GROWING up can be a killer if you happen to be a prehistoric creature who's more than a little bit strange.
A new species of lamprey, thought to be up to 500 million years old, was discovered in a sub-catchment of the Noosa River three years ago but only recently has been identified positively.
Its first three to four years are spent sightless in larval form on the bottom of a creek, filtering microscopic algae from the water.
A process of metamorphosis brings it to adulthood when it spawns but it doesn't eat, leading to death within eight months.
The new species was discovered during routine Healthy Waterways testing.
After exhaustive study, the lamprey was found to be older still than our other living fossil, the lung fish.
Lamprey are commonly found on the south-east Australian coast, starting below Sydney, and extending to a similar latitude in Western Australia.
The creatures discovered in the Noosa River are thought to have shifted north in the first of two waves of colonisation three to six million years ago.
Changes in sea level at different points of history saw rivers join. Cut off when levels again changed, the Noosa River lamprey developed into their current form.
The discovery became a project for David Moffatt, the principal environmental officer for the state's Water Quality and Aquatic Ecosystem Health division.
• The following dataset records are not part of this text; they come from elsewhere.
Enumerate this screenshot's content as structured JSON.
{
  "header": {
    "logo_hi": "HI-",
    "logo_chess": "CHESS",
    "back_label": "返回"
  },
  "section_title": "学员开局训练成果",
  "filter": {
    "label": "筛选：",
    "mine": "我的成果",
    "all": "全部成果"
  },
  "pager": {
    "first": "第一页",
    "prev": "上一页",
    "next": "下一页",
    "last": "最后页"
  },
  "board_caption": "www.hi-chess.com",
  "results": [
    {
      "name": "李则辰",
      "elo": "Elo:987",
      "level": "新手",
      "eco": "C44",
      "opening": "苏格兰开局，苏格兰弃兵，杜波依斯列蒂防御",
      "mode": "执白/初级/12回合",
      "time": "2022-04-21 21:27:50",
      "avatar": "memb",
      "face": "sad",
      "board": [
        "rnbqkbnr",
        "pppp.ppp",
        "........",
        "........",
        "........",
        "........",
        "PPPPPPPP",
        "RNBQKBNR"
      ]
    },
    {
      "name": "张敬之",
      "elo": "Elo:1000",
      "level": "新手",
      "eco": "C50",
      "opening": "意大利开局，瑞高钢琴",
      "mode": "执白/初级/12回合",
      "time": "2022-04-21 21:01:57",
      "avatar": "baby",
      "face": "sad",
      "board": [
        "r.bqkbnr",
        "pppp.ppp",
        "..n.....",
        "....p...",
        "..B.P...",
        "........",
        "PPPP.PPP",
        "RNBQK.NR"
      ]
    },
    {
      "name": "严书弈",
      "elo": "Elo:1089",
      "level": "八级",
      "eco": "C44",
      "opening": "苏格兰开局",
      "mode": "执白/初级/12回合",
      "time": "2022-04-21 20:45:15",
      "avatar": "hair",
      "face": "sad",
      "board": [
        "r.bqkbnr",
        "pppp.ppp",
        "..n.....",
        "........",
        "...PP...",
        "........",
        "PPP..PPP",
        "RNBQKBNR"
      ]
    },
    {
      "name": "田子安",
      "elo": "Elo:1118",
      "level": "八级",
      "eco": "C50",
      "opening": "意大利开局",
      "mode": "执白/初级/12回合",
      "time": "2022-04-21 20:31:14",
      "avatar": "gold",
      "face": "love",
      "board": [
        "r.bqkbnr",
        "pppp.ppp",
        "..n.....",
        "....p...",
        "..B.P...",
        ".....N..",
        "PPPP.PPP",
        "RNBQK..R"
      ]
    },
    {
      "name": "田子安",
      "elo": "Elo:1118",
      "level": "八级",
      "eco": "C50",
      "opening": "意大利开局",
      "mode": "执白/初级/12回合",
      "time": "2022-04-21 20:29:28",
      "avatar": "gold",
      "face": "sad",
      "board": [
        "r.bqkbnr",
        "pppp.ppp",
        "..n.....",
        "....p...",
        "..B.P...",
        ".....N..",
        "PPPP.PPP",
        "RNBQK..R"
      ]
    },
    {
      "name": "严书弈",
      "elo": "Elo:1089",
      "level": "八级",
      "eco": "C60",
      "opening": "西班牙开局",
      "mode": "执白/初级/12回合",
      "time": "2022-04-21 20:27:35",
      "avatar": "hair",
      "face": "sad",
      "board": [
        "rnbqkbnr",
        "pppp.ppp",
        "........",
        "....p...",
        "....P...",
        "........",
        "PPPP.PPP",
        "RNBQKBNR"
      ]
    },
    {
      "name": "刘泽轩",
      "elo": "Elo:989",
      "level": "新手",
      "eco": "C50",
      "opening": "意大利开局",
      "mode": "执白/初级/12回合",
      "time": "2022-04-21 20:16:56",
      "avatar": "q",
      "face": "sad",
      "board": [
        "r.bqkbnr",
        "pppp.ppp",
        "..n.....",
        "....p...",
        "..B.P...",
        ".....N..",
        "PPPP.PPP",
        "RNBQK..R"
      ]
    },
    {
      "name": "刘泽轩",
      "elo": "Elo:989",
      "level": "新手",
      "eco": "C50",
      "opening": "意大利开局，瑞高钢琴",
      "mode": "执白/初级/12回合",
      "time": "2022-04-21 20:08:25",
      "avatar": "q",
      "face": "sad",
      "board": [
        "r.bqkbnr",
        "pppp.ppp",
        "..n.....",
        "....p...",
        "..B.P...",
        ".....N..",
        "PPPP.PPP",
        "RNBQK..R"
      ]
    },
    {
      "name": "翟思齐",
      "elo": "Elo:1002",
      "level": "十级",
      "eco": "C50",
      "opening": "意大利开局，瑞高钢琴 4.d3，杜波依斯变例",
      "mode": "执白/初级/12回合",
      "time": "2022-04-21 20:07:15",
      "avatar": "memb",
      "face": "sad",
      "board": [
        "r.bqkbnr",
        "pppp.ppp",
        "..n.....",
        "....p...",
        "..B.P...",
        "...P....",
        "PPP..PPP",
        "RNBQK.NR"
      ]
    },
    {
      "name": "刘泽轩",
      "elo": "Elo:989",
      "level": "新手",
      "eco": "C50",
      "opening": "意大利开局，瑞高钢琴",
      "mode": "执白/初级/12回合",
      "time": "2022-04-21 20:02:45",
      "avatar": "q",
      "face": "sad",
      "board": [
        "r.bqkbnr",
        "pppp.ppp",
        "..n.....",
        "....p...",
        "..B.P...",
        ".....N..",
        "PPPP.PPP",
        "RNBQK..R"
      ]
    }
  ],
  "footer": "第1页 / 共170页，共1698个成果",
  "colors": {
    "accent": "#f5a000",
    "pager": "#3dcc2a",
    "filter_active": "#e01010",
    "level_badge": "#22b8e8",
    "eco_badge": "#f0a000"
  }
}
"Because we have good quality-assurance systems, when there is any doubt about the identity of a fish, it is taken and examined," he said yesterday.
He had on his hands what scientists referred technically as an LBT or little, brown thing.
"They're very primitive and it's hard to distinguish them from their external characteristics," he said.
It was only through molecular genetics and mitochondrial DNA that his team could be convinced it had discovered a new species.
The creatures grow to only 6-7cm long and initially only one or two a year were found.
However, once scientists zeroed in on its habitat which occupies only 20% of the Noosa River, they found hundreds of the creatures.
Living fossils Lamprey have simplified versions of human organs, making them ideal for medical research.
Fossils dated to 360 million years ago. Thought to have been in existence 500 million years ago.
New species also found at Tin Can Bay.